Iwan memang jadi bintang kecil saat itu. Ia yang sempet tinggal di Bandung, mencari uang saku dari ngamen, akhirnya mencoba mencari peruntungan di asrama mahasiswa ITB. Dengan bermodalkan baca koran, dan sedikit pengetahuan tentang peristiwa yang sedang hangat, Iwan kecil melancarkan aksinya dengan nyanyian spontan dan kritis. Sok tau memang, tapi itu yang bikin kakak-kakak mahasiswa cinta sama anak ini...
Saking cintanya, Iwan pun diajak rekaman di radio kampus ITB yang bernama 8 EH. Disana seperti biasa Iwan disuruh menyanyikan lagu-lagu spontannya. Imbalan nasi bungkus yang didapatnya nggak bikin semangat menyanyi Iwan hilang. Karena dia yakin yang dilakukannya adalah sekedar untuk bikin senang kawan.
"Saya seneng aja waktu itu. Dikipas-kipasin terus sama mahasiswa. Akhirnya saya lebih milih ngamen daripada sekolah. Walaupun masih SMP, saya udah punya tolak ukur kalo mahasiswa itu yang benar," kenang ayah tiga anak ini.
Makanya setiap ada acara kampus, Iwan selalu semangat untuk menyumbang suara. Pernah saat itu ia dibajak mahasiswa untuk bernyanyi diatas panggung. Mungkin suara lantangnya terdengar pihak keamanan, sehingga aparat terpaksa datang untuk membubarkannya. Aksi Iwan dibungkam dengan cara pemadaman aliran listrik.
Tapi acara belum berhenti sampai di situ. Suara gitar Iwan diperkeras atas bantuan para mahasiswa yang menodong corong TOA ke arah gitar bolongnya. Suasananya pun bertambah panas. Puncaknya, acara itu bener-bener bubar gara-gara serbuan aparat yang sudah siap dengan atribut-atribut penggerebegan.
Penonton kocar-kacir, termasuk Iwan yang sempet tertangkap pas mau melarikan diri. Tapi ternyata sejak kecil jiwa pemberontaknya udah muncul. Walaupun dengan alasan klasik, Iwan bisa meloloskan diri.
"Saya bilang mau kencing. Nah, begitu agak lepas pegangannya, saya kabur aja," ujarnya sambil ketawa.
Peristiwa tahun 1975 itu masih bisa diceritakannya dengan setengah lancar. Maklum udah lama. Tapi mungkin akan terus diinget karena dari sanalah cikal bakal Iwan Fals bermula.

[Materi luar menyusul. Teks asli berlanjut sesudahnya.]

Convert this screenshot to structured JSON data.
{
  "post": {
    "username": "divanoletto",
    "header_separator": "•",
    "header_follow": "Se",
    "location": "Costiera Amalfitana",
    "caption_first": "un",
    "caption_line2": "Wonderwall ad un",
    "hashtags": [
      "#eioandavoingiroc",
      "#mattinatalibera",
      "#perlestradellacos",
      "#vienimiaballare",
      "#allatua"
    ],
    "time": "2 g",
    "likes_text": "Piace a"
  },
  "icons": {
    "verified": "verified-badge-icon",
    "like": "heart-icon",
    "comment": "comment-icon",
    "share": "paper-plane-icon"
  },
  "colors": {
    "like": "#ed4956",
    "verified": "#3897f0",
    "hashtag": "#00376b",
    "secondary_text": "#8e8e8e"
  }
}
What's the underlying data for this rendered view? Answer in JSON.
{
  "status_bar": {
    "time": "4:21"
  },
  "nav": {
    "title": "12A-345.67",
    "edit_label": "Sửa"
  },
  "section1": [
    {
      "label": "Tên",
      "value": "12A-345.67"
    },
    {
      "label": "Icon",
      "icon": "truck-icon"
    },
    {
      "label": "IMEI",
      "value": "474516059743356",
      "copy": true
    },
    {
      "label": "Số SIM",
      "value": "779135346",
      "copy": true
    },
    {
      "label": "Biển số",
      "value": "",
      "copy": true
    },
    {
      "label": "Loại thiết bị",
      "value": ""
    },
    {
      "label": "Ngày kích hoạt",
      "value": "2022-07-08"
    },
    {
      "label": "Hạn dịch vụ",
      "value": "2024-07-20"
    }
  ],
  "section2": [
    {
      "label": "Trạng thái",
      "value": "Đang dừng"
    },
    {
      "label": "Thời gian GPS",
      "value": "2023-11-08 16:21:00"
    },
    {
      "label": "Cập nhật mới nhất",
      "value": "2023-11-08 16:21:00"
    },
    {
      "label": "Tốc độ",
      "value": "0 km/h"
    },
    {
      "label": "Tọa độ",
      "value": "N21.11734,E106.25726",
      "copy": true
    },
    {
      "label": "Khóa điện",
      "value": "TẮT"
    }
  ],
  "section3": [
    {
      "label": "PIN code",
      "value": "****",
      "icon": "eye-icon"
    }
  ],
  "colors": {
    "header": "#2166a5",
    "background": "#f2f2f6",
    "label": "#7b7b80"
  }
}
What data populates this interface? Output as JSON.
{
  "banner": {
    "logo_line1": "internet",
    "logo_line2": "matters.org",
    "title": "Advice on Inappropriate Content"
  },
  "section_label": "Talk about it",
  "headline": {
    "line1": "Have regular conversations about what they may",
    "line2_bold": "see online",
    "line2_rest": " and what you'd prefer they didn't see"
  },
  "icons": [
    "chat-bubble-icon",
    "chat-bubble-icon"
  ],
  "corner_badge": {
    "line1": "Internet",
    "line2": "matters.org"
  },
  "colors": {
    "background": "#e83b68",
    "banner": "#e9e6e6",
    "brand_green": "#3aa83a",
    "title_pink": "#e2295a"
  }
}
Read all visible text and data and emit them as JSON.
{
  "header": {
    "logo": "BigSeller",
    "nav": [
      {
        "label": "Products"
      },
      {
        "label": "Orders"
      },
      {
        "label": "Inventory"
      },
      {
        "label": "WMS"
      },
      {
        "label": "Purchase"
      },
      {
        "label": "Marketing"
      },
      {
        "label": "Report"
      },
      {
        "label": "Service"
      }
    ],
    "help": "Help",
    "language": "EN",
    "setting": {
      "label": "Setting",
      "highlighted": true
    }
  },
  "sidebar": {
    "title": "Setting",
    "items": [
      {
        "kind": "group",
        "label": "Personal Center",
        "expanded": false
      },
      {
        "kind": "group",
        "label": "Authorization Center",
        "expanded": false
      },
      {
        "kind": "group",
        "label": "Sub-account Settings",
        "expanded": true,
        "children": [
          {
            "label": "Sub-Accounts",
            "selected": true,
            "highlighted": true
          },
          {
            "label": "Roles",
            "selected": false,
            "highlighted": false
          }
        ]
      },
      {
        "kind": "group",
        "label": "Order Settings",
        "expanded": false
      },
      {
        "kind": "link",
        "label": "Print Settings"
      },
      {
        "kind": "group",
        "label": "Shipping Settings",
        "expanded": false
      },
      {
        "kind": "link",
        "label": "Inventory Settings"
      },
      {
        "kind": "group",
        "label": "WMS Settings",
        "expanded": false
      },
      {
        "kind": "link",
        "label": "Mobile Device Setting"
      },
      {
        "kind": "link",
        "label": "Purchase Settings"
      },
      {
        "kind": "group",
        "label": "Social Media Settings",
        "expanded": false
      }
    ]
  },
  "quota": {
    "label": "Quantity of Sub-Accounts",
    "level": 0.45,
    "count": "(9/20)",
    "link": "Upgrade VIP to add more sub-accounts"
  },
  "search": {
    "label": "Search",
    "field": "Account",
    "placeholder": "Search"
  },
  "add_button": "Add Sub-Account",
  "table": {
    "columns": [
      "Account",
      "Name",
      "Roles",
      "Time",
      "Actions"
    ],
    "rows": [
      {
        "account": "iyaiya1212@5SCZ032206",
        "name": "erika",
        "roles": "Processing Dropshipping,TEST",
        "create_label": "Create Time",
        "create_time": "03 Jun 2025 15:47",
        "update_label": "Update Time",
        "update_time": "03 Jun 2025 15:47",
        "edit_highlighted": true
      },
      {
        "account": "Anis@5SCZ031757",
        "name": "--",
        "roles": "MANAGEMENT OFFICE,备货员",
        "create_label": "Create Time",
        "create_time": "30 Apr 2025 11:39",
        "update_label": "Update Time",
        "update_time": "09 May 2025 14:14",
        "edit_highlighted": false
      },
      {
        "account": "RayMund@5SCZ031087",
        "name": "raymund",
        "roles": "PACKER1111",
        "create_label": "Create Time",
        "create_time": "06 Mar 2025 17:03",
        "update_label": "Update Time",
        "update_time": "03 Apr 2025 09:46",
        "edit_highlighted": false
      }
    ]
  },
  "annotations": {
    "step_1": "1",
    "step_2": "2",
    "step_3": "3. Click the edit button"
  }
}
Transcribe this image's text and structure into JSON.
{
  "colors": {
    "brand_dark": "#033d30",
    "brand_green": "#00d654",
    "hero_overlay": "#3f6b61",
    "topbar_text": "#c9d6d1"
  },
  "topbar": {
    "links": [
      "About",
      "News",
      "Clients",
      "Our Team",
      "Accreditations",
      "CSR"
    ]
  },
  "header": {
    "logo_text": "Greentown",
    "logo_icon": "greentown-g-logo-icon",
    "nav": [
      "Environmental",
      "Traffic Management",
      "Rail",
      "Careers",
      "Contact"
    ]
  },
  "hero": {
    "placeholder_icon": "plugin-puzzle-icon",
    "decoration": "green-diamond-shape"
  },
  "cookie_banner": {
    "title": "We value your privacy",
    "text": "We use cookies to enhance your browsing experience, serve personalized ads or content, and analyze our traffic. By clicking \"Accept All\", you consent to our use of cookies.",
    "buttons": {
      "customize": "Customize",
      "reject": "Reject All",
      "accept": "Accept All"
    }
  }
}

Beranjak SMU, Iwan sedikit punya masalah dengan pergaulan. Sarana bergaul yang paling ampuh zaman itu adalah musik. Rolling Stones dan The Beatles jadi musik wajib anak-anak nongkrong waktu itu. Masalahnya Iwan nggak bisa menyanyikan lagu band bule itu seperti temen-temennya. Maka dia menciptakan lagu sendiri biar bisa bergaul.
"Saya merasa harus bisa diterima dalam pergaulan. Dan untuk masuk ke pergaulan 'kan harus ada nilai tambahnya. Makanya saya bikin lagu sendiri," kata putra Kol (Purn) Harsoyo ini.
Iwan yang sudah ngekost saat SMU, terus mencari tambahan uang saku dari ngamen. Duit dari orang tua emang ada, tapi nggak menyurutkan kegiatan yang satu ini. Bahkan ketika hijrah ke Jakarta, Iwan masih sering ngamen di kawasan Tebet.
Ketika sedang asik-asiknya ngamen dan bolak-balik Jakarta-Bandung, Iwan sempet mendirikan grup musik pengamen bernama Amburadul. Bersama grup ini, ia menjajal kontes musik humor yang diprakarsai LHI (Lembaga Humor Indonesia) pada tahun 1979 dan meraih juara pertama. Hadiah dari prestasinya itu adalah jalan Iwan menuju ke dapur rekaman.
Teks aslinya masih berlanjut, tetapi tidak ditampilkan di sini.